The first American with swine flu to die was a pregnant mother and teacher raised in South Texas who was beloved by her special education students in a small school district near the U.S.-Mexico border.
Judy Trunnell, 33, who was diagnosed with swine flu, died Tuesday after more than two weeks of hospitalization, during which she slipped into a coma and gave birth to a healthy baby girl, delivered by Cesarean section, officials and school supervisors said.
Health officials said Trunnell suffered from a chronic, underlying health condition that exacerbated the otherwise relatively mild effects of swine flu, but they declined to elaborate. Mercedes school Superintendent Walter Watson said a family member asked him not to discuss her health condition publicly.
State health department spokesman Doug McBride also declined to discuss Trunnell's other health problems, but noted that pregnant women should not be alarmed.
"There are a number of health conditions that put people in a higher risk group where they are more likely to develop serious complications should they get any type of influenza," he said. "Pregnancy is not a chronic condition."
Travis Elementary Principal Pearl Guerrero said she still pictures Trunnell sitting on the floor of a first-grade classroom motivating kids with waves of compliments and a captivating smile.
Trunnell was using flashcards, Guerrero remembered, and when a student called out the right answer she would say, "That's right! What else can you give me?"
"She was just one of those people, very bubbly, always with a big smile," Guerrero said. "The kids reacted to her."
On the door of Trunnell's small classroom kids' shaky handwriting covered a sheet of paper with messages like, "Your baby's cute" and "I love your baby."
When the school told students Tuesday that Trunnell would not be coming back, some of the older students had questions, Guerrero said. Some wanted to know about her baby. Others wanted to know about her 4-year-old daughter who some had met.

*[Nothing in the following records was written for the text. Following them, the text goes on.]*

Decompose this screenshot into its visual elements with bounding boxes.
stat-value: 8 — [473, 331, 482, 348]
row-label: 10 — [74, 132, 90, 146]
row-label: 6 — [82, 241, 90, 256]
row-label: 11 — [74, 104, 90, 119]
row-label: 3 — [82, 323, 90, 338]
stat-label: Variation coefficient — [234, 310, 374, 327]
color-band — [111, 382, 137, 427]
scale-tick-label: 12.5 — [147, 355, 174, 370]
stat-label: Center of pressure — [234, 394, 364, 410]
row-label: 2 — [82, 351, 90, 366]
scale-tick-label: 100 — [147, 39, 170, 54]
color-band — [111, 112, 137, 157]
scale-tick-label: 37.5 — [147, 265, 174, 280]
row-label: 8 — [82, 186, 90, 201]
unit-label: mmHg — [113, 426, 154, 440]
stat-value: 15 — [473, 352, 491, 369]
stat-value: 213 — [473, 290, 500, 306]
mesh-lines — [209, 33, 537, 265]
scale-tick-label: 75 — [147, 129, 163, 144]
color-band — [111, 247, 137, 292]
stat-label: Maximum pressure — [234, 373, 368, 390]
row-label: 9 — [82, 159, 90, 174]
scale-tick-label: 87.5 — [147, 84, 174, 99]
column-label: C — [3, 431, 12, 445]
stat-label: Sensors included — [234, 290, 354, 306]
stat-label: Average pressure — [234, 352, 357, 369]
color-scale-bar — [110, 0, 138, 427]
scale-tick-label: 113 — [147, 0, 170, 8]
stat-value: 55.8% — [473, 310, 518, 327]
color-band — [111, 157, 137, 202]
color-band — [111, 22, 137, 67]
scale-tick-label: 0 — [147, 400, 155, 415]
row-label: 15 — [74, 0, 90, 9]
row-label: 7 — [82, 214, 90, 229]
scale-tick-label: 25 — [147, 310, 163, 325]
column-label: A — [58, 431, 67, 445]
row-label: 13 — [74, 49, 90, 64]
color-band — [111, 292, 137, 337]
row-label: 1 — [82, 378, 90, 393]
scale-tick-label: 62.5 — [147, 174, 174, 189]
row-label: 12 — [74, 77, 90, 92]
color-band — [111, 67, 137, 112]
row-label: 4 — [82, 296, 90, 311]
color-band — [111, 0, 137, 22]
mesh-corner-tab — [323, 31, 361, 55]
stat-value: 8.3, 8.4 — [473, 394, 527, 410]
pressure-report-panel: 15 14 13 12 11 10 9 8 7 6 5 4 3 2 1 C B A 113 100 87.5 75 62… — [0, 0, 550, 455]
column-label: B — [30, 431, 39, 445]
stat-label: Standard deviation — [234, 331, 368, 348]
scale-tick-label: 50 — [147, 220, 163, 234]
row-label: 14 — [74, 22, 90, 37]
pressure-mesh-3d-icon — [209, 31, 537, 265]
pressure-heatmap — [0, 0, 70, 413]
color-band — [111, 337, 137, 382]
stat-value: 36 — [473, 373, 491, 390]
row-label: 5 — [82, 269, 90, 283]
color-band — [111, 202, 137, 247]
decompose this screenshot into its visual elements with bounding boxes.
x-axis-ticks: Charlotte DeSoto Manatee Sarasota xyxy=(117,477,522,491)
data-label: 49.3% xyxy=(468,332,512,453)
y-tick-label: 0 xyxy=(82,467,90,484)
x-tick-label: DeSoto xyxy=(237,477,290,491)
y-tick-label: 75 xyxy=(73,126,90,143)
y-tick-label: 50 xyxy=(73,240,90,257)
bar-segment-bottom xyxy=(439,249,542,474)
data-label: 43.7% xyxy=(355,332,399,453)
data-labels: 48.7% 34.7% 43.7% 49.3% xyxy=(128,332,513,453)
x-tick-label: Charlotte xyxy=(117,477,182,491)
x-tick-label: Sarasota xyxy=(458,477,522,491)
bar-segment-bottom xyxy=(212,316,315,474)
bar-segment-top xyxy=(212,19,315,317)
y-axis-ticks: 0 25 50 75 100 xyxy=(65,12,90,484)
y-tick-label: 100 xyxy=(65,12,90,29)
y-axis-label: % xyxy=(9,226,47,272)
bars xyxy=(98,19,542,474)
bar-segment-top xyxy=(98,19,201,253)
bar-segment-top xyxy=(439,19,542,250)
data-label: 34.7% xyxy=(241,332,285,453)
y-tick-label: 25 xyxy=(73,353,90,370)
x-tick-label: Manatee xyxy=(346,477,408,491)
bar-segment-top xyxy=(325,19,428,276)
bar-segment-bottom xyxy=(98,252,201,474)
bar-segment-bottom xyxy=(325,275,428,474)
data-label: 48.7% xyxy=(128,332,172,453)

"She was a young lady who had everything to live for," Guerrero said of Trunnell, born and raised in Mercedes where she taught. "She was excited to have a new baby. She had so many things to look forward to and now she's gone."
Watson said it was like losing a family member when he was told early Tuesday that Trunnell had died after being taken off life support since her April 19 hospitalization.
"It brings tears to my eyes to know she won't be with our children or hers," he said. "She touched a lot of lives here."
"You just don't replace people like that," Watson said.
Guerrero and Watson both caught themselves speaking of Trunnell in the present tense Wednesday on a campus Watson ordered closed because so many children in the district were staying home sick. There are no other confirmed cases of swine flu at the school, and health officials have assured them that anyone who had contracted the virus from Trunnell would have shown symptoms by now. Trunnell had last been at school April 14, Watson said.
Watson was snapping photographs of crews cleaning Travis Elementary and other district schools Wednesday. He said they planned to reopen Monday.
Trunnell was first seen by a physician April 14 and was hospitalized five days later, said Leone Lope, Cameron County epidemiologist. Zamora said she had complained of difficulty breathing and was put on life support.
Doctors knew she had a flu when she came in, but did not know what kind, Lope said. The area is undergoing a Type A influenza epidemic right now, and swine flu is one variety of that, he said. She was confirmed to have swine flu shortly before she died, he said.
Trunnell's death came as life in the areas hardest hit by the outbreak began returning to normal. In Mexico, where the current strain is thought to have originated, stores, restaurants and factories were officially allowed to reopen Tuesday. And U.S. health officials withdrew their recommendation that schools with suspected swine flu cases shut down for two weeks.
The only other swine flu death in the U.S. was that of a Mexico City toddler who also had other health problems and had been visiting relatives in Brownsville, near Harlingen. He died last week at a Houston children's hospital.
Details on those conditions weren't immediately released.